After he fired the fatal shot, Desruisseaux testified that Sgt. McGovern said "thank you," as he was "scared for his safety."
During Desruisseaux's testimony, Kamel said she didn't feel like officers really tried to defuse the situation, adding she'll likely re-listen to the recordings of their testimony.
"I'm not hearing at what moment we attempted to calm the young man down," she said.
On Wednesday, the inquiry also heard from paramedic Brandon Rodrigue, who had been on the job for less than a month when he was called to the scene of the shooting.

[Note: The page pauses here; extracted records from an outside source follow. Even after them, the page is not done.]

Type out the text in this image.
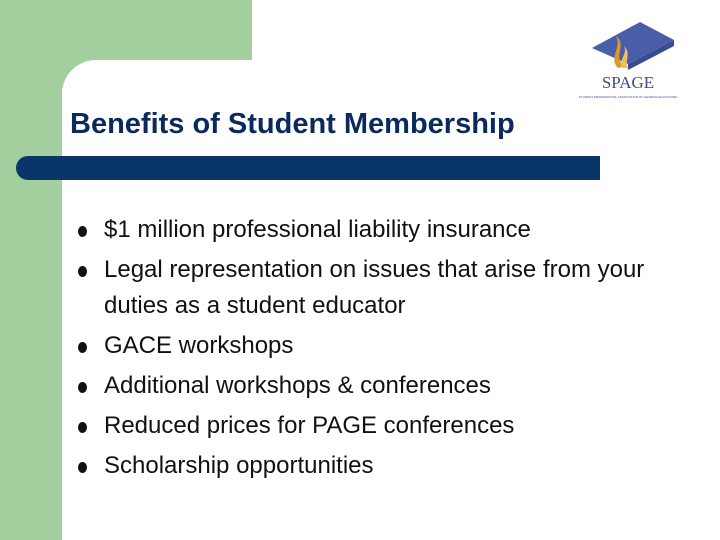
SPAGE
STUDENT PROFESSIONAL ASSOCIATION OF GEORGIA EDUCATORS
Benefits of Student Membership
$1 million professional liability insurance
Legal representation on issues that arise from your duties as a student educator
GACE workshops
Additional workshops & conferences
Reduced prices for PAGE conferences
Scholarship opportunities
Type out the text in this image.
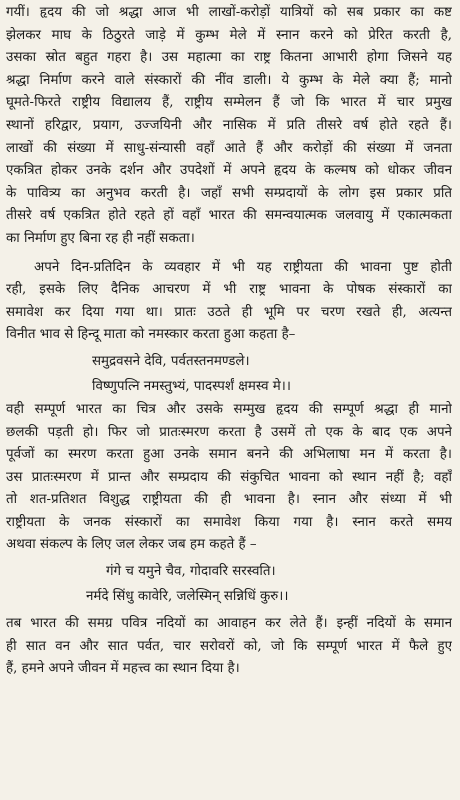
गयीं। हृदय की जो श्रद्धा आज भी लाखों-करोड़ों यात्रियों को सब प्रकार का कष्ट
झेलकर माघ के ठिठुरते जाड़े में कुम्भ मेले में स्नान करने को प्रेरित करती है,
उसका स्रोत बहुत गहरा है। उस महात्मा का राष्ट्र कितना आभारी होगा जिसने यह
श्रद्धा निर्माण करने वाले संस्कारों की नींव डाली। ये कुम्भ के मेले क्या हैं; मानो
घूमते-फिरते राष्ट्रीय विद्यालय हैं, राष्ट्रीय सम्मेलन हैं जो कि भारत में चार प्रमुख
स्थानों हरिद्वार, प्रयाग, उज्जयिनी और नासिक में प्रति तीसरे वर्ष होते रहते हैं।
लाखों की संख्या में साधु-संन्यासी वहाँ आते हैं और करोड़ों की संख्या में जनता
एकत्रित होकर उनके दर्शन और उपदेशों में अपने हृदय के कल्मष को धोकर जीवन
के पावित्र्य का अनुभव करती है। जहाँ सभी सम्प्रदायों के लोग इस प्रकार प्रति
तीसरे वर्ष एकत्रित होते रहते हों वहाँ भारत की समन्वयात्मक जलवायु में एकात्मकता
का निर्माण हुए बिना रह ही नहीं सकता।
अपने दिन-प्रतिदिन के व्यवहार में भी यह राष्ट्रीयता की भावना पुष्ट होती
रही, इसके लिए दैनिक आचरण में भी राष्ट्र भावना के पोषक संस्कारों का
समावेश कर दिया गया था। प्रातः उठते ही भूमि पर चरण रखते ही, अत्यन्त
विनीत भाव से हिन्दू माता को नमस्कार करता हुआ कहता है–
समुद्रवसने देवि, पर्वतस्तनमण्डले।
विष्णुपत्नि नमस्तुभ्यं, पादस्पर्शं क्षमस्व मे।।
वही सम्पूर्ण भारत का चित्र और उसके सम्मुख हृदय की सम्पूर्ण श्रद्धा ही मानो
छलकी पड़ती हो। फिर जो प्रातःस्मरण करता है उसमें तो एक के बाद एक अपने
पूर्वजों का स्मरण करता हुआ उनके समान बनने की अभिलाषा मन में करता है।
उस प्रातःस्मरण में प्रान्त और सम्प्रदाय की संकुचित भावना को स्थान नहीं है; वहाँ
तो शत-प्रतिशत विशुद्ध राष्ट्रीयता की ही भावना है। स्नान और संध्या में भी
राष्ट्रीयता के जनक संस्कारों का समावेश किया गया है। स्नान करते समय
अथवा संकल्प के लिए जल लेकर जब हम कहते हैं –
गंगे च यमुने चैव, गोदावरि सरस्वति।
नर्मदे सिंधु कावेरि, जलेस्मिन् सन्निधिं कुरु।।
तब भारत की समग्र पवित्र नदियों का आवाहन कर लेते हैं। इन्हीं नदियों के समान
ही सात वन और सात पर्वत, चार सरोवरों को, जो कि सम्पूर्ण भारत में फैले हुए
हैं, हमने अपने जीवन में महत्त्व का स्थान दिया है।
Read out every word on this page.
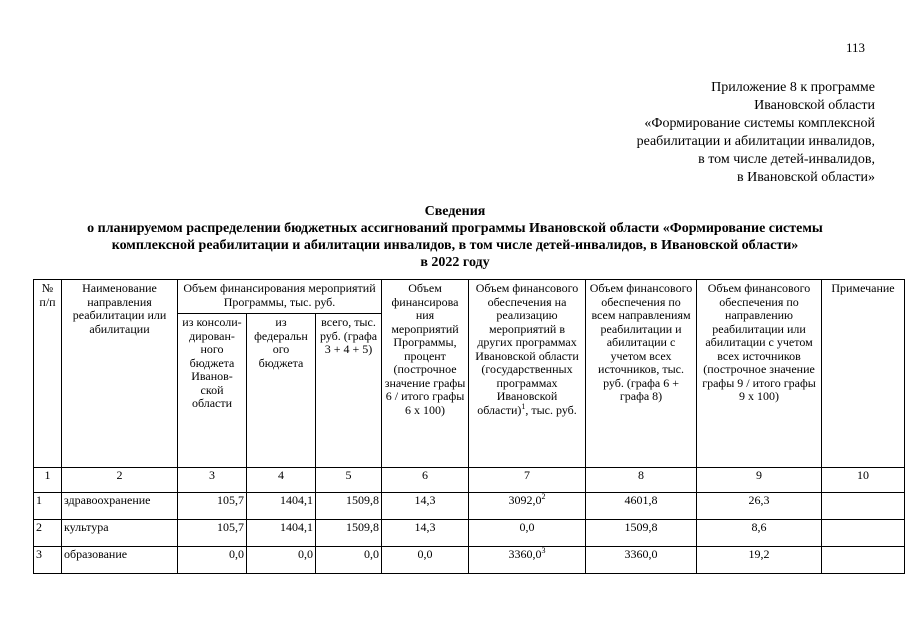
113
Приложение 8 к программе
Ивановской области
«Формирование системы комплексной
реабилитации и абилитации инвалидов,
в том числе детей-инвалидов,
в Ивановской области»
Сведения
о планируемом распределении бюджетных ассигнований программы Ивановской области «Формирование системы
комплексной реабилитации и абилитации инвалидов, в том числе детей-инвалидов, в Ивановской области»
в 2022 году
№ п/п	Наименование направления реабилитации или абилитации	Объем финансирования мероприятий Программы, тыс. руб.			Объем финансирова ния мероприятий Программы, процент (построчное значение графы 6 / итого графы 6 х 100)	Объем финансового обеспечения на реализацию мероприятий в других программах Ивановской области (государственных программах Ивановской области)$^1$, тыс. руб.	Объем финансового обеспечения по всем направлениям реабилитации и абилитации с учетом всех источников, тыс. руб. (графа 6 + графа 8)	Объем финансового обеспечения по направлению реабилитации или абилитации с учетом всех источников (построчное значение графы 9 / итого графы 9 х 100)	Примечание
		из консоли-дирован-ного бюджета Иванов-ской области	из федеральн ого бюджета	всего, тыс. руб. (графа 3 + 4 + 5)					
1	2	3	4	5	6	7	8	9	10
1	здравоохранение	105,7	1404,1	1509,8	14,3	3092,0$^2$	4601,8	26,3	
2	культура	105,7	1404,1	1509,8	14,3	0,0	1509,8	8,6	
3	образование	0,0	0,0	0,0	0,0	3360,0$^3$	3360,0	19,2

I'm not hearing at what moment we attempted to calm the young man down. - Coroner Géhane Kamel
When he arrived, he testified to seeing Riley lying on the ground as an officer put pressure on his head wound. However, no one was performing CPR.
Kamel asked Rodrigue if there might have been a different outcome had officers started chest compressions right away.
Rodrigue said due to the nature of Riley's injuries, he didn't believe compressions would have saved him, at any point.
"The electrical activity of the heart that I saw when I arrived demonstrated that there was practically no chance," he said.
Hearings will continue until at least June 20. In the coming days, the inquiry will hear from psychiatrist, psychologists and experts in the use of force.